Dès le premier numéro, en janvier 76, le ton est donné : pas de prétentions journalistique ni lucrative, simplement un moyen d’expression sans retenue, sans censure – ni auto-censure. Des thèmes tels que les accidents du travail, le franquisme, les bavures policières... Des points de vue tout personnels, la volonté et les moyens de cette indépendance vis-à-vis de tout groupe ou parti établi, aussi révolutionnaire fut-il.

Basta n’était pas, à proprement parler, un journal anarchiste. Même si, par bien des thèmes et des prises de positions, il a pu être identifié comme tel. Mais jamais la question ne se posait de savoir si nous étions bien dans l’esprit libertaire, ou si nous étions fidèles à une pensée de référence... Situ ? pas vraiment non plus, beaucoup moins intello...

La première année fut extrêmement difficile, jalonnée d’évènements tels qu’arrestations, attentats (et destruction) contre l’atelier de l’imprimerie, prison etc.

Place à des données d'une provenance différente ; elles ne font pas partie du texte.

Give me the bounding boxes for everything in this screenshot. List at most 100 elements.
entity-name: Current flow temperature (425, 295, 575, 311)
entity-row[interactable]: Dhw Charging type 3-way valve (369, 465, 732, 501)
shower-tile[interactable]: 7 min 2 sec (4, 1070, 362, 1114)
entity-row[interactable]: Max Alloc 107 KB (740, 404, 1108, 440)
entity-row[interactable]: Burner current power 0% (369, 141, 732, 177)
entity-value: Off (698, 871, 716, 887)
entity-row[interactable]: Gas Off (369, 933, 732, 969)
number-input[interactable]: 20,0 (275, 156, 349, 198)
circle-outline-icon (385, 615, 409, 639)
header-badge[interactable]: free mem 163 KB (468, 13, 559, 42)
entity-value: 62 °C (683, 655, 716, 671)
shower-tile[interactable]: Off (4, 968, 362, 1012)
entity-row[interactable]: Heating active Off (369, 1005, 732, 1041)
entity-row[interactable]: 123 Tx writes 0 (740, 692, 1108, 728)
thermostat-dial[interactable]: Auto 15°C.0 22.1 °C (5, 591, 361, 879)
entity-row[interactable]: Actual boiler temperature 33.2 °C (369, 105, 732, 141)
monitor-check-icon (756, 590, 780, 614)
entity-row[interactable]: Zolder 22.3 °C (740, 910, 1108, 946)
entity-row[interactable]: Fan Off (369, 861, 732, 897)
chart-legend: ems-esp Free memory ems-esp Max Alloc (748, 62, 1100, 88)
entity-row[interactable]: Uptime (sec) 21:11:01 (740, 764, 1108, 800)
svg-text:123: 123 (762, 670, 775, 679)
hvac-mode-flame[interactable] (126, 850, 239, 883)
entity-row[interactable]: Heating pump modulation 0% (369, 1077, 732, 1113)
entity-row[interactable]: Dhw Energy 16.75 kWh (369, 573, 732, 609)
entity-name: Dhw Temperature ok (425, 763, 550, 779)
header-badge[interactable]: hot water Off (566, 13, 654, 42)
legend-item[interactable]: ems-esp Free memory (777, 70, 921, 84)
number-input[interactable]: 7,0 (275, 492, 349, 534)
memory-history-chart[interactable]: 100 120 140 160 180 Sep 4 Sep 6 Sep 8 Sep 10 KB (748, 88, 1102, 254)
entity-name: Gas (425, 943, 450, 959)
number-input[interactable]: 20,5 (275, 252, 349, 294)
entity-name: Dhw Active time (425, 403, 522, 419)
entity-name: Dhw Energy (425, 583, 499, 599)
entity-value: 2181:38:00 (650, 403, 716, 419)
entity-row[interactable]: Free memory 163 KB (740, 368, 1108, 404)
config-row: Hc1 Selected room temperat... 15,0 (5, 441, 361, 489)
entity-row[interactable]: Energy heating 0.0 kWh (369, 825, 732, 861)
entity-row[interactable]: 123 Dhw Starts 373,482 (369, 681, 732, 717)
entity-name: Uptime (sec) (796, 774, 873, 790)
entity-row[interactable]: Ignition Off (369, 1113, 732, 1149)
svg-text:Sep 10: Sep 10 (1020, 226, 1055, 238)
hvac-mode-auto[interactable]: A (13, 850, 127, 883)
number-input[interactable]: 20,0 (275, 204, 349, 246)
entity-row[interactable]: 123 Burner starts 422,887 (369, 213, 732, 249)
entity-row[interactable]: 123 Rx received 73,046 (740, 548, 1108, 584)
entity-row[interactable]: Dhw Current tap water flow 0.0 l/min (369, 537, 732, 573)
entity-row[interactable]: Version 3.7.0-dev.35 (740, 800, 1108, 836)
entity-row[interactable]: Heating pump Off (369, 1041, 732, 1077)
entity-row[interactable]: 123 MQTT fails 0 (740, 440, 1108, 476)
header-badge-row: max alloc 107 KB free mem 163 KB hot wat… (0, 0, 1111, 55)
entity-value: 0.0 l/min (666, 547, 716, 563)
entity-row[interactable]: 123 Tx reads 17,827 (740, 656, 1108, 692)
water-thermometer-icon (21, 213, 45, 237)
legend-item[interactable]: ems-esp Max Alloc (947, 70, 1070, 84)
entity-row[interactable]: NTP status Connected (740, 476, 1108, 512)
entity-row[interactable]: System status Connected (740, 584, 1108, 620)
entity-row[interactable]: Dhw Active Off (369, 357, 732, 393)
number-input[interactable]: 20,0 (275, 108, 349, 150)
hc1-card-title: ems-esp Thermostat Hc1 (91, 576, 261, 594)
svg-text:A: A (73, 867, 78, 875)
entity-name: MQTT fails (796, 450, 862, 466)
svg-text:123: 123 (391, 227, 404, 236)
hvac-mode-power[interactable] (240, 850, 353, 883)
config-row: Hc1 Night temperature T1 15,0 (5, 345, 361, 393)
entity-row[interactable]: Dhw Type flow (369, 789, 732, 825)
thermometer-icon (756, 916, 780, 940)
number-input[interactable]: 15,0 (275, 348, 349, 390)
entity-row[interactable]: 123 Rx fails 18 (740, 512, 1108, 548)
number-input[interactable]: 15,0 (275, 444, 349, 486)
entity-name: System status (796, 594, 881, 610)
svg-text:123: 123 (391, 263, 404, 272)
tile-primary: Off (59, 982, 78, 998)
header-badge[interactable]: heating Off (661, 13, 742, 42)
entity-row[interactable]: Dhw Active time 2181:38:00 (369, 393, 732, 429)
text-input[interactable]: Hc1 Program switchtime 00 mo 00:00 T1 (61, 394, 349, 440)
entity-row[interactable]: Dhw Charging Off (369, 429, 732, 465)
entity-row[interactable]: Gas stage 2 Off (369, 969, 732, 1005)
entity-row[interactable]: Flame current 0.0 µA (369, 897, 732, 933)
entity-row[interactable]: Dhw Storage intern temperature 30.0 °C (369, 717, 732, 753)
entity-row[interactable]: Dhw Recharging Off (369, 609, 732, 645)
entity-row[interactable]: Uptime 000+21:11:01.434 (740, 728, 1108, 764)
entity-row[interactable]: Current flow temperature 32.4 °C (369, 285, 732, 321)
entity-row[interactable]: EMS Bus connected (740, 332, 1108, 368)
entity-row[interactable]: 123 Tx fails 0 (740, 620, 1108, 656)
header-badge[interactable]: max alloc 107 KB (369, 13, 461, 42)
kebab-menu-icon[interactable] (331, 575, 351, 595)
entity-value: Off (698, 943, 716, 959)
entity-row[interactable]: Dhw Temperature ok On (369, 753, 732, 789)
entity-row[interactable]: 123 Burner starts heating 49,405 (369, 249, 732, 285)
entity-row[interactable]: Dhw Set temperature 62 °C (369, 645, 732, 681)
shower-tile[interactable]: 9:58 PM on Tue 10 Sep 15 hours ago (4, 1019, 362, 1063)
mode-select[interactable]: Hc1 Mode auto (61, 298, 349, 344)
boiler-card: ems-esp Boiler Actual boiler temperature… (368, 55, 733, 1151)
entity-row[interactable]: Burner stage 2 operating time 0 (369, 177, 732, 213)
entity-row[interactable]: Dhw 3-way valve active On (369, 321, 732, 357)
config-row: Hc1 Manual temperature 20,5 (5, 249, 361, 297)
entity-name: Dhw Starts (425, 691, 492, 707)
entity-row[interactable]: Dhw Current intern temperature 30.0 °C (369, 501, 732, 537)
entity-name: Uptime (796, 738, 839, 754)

Basta s’avéra bien utile, et un moyen pour nous de rester debout, sans jamais modérer notre expression par peur des représailles. C’était notre fierté de continuer quoiqu’il arrive.

Cette année-la pour les premiers "Basta", nous étions soutenus et aidés par des amis dessinateurs de "Charlie hebdo" et "La Gueule ouverte", qui nous donnaient des illustrations, et participaient à nos discussions (Soulas, Nicoulaud, Petit Roulet...)

La parution, très irrégulière, presque mensuelle les premières années, s’espaça dans les années 80, ne retrouvant énergie qu’au gré d’évènements nous touchant de près (à noter qu’entre 1976 et 1983 nous avons subi 4 attentats...). Elle rebondit en 91, à l’occasion de la guerre du golfe.

Puis, dans la deuxième moitié des années 90, et les années 2000, une autre génération nous rejoignit et redonna vie à notre journal... Les thèmes étaient toujours les luttes sociales, la solidarité, la critique des politiques, des religions...

Ainsi 44 numéros ont paru à ce jour. Le 44ème en février 2015, après les attentats de Paris, traite de Charlie, de Sivens, des intermittents et du MEDEF etc.

Sera-il le dernier numéro de Basta ? Peut-être, tout a une fin... à moins que...

Aujourd’hui, l’imprimerie 34 a fermé ses portes, Plusieurs de ses membres nous ont malheureusement quittés, d’autres sont à la retraite, et même si certains, plus jeunes, ont repris cette activité, et conservent des moyens d’impression, il faut bien constater que les journaux militants, ou différents, ont de plus en plus de mal à exister face à internet.

D’ailleurs, notre titre, BASTA, choisi en 76 dans l’enthousiasme, pour son sens compréhensible dans toutes les langues, a été également pris par un media sur internet "Bastamag", qui n’a rien à voir avec notre journal, mais qui commence à être bien connu... Pourquoi pas ? Plus il y aura de gens qui diront "Basta !" et feront ce qu’il faut pour ça, et plus le monde aura quelques chances de changer... enfin, espérons-le !


Notes :

[1Voir le site AAEL (Association pour l’art et l’expression libres).